19 songs – 76 minutes

SCOFFLAW is pianist-singer-songwriter Clint Morgan’s sophomore effort, following on from 2008’s You’re Really Bugging Me, and a mightily impressive effort it is, too. It’s an album of pure Americana, with liberal helpings of blues, country, gospel and roots rock, all played with zip and passion. It also almost qualifies as a concept album, with the lyrics to each song combining to tell the story of a fictional person not dissimilar to the outlaw of yore such as John Wesley Hardin, Frank and Jesse James, or Robert “Butch Cassidy” Parker, all of whom were raised in good families but then chose an outlaw path. Morgan divides the narrative action between three distinct time periods – the Old West, the Depression and the modern day – while the songs explore and articulate the internal contradictions of hardened criminals who never entirely lose their Christian faith or the moral compass of their early upbringings, with confusion, remorse and self-doubt to the fore.

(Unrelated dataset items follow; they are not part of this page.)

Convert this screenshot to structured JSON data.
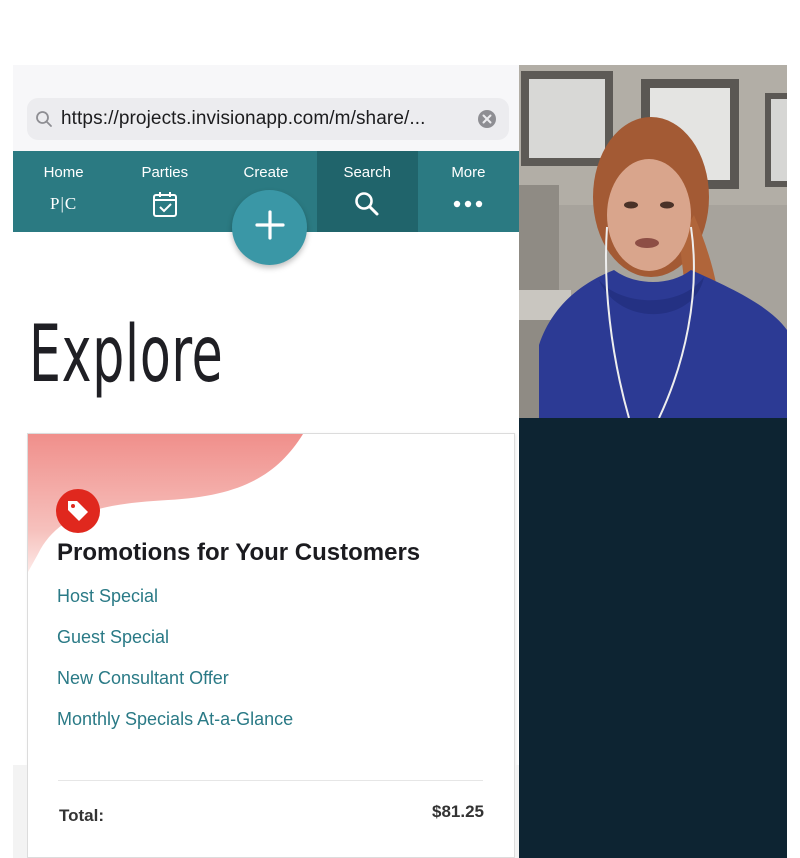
{
  "browser": {
    "url": "https://projects.invisionapp.com/m/share/..."
  },
  "nav": {
    "items": [
      {
        "label": "Home",
        "icon": "pc-logo-icon",
        "logo_text": "P|C"
      },
      {
        "label": "Parties",
        "icon": "calendar-check-icon"
      },
      {
        "label": "Create",
        "icon": "plus-icon"
      },
      {
        "label": "Search",
        "icon": "search-icon"
      },
      {
        "label": "More",
        "icon": "more-dots-icon"
      }
    ],
    "active": "Search"
  },
  "page": {
    "title": "Explore"
  },
  "promotions": {
    "title": "Promotions for Your Customers",
    "links": [
      "Host Special",
      "Guest Special",
      "New Consultant Offer",
      "Monthly Specials At-a-Glance"
    ]
  },
  "summary": {
    "total_label": "Total:",
    "total_value": "$81.25"
  },
  "colors": {
    "nav_bg": "#2b7a82",
    "nav_active": "#20646b",
    "fab": "#3a97a6",
    "link": "#2a7a86",
    "promo_red": "#e0281e",
    "dark_panel": "#0d2432"
  }
}
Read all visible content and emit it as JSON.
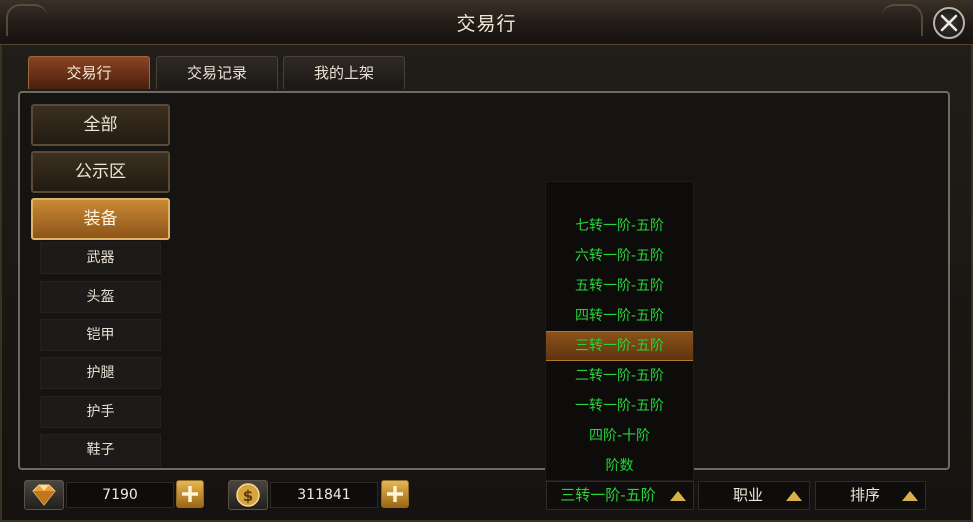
{
  "window": {
    "title": "交易行"
  },
  "tabs": [
    {
      "label": "交易行",
      "active": true
    },
    {
      "label": "交易记录",
      "active": false
    },
    {
      "label": "我的上架",
      "active": false
    }
  ],
  "categories": [
    {
      "label": "全部"
    },
    {
      "label": "公示区"
    },
    {
      "label": "装备",
      "active": true
    }
  ],
  "subcategories": [
    "武器",
    "头盔",
    "铠甲",
    "护腿",
    "护手",
    "鞋子"
  ],
  "dropdown": {
    "options": [
      "七转一阶-五阶",
      "六转一阶-五阶",
      "五转一阶-五阶",
      "四转一阶-五阶",
      "三转一阶-五阶",
      "二转一阶-五阶",
      "一转一阶-五阶",
      "四阶-十阶",
      "阶数"
    ],
    "selected": "三转一阶-五阶"
  },
  "currency": {
    "gems": {
      "icon": "gem-icon",
      "value": "7190"
    },
    "gold": {
      "icon": "gold-coin-icon",
      "value": "311841"
    }
  },
  "filters": {
    "tier": {
      "label": "三转一阶-五阶"
    },
    "class": {
      "label": "职业"
    },
    "sort": {
      "label": "排序"
    }
  },
  "colors": {
    "accent": "#c98a35",
    "option_text": "#27d43a",
    "tab_active": "#8a4422"
  }
}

Morgan wrote the vast majority of the tracks, however he also included some superb covers, from Maria Muldaur’s modern gospel of “I Done Made It Up In My Mind” (also featuring Muldaur as guest vocalist), to Johnny O’Keefe’s early Australian rock and roll of “Wild One” and Bob Dylan’s “Wanted Man” (most famously covered perhaps by Johnny Cash, whose deep baritone is not dissimilar to Morgan’s own voice). A particular high point is Morgan’s loose, swinging reading of the old Bessie Smith classic “Send Me To The ‘Lectric Chair”.

With superbly sympathetic support from his array of backing musicians, Morgan uses each song both to drive the overall album narrative and to capture an individual moment, such as in the harrowing pain of the Billy The Kid-inspired “I Got A Gun” on which Morgan draws a historically accurate picture of the young Henry McCarty as he sings “I got me a job out of Abilene. A dollar a day and a bowl of beans. Until the foreman called me a scrawny mutt, then he was lying there with a slug in his gut. Now I’m out on the road again, buck-toothed and dirty, short and thin. They laugh and ask me why I never grew, then they learn what a .44 slug can do.”

SCOFFLAW opens and closes (if you don’t count the bonus track of an alternative take of “I’ve Got A Gun) with haunting acapella verses of the traditional “This Little Light Of Mine” sung by the Abingdon, Alabama Children’s Choir, sounding as if they were recorded in the 1930s. In between, highlights abound, from the grinding roots rock of “Waco”, with Kenny Vaughan’s howling electric guitar to the fore, to the rollicking upbeat blues of “I Don’t Know Where To Turn” (featuring some joyful singing from Dianna Greenleaf), the bouncing countryish “D.B. Cooper Blues” (with its knowing nod to Jimmie Rodgers’ “California Blues”) and the traditional rock’n’roll of “I Love Robbing Banks”.

In SCOFFLAW, Clint Morgan has produced an outstanding album of modern Americana with its tales of loss and redemption. Let’s hope it doesn’t take eight years for his next release. Recommended.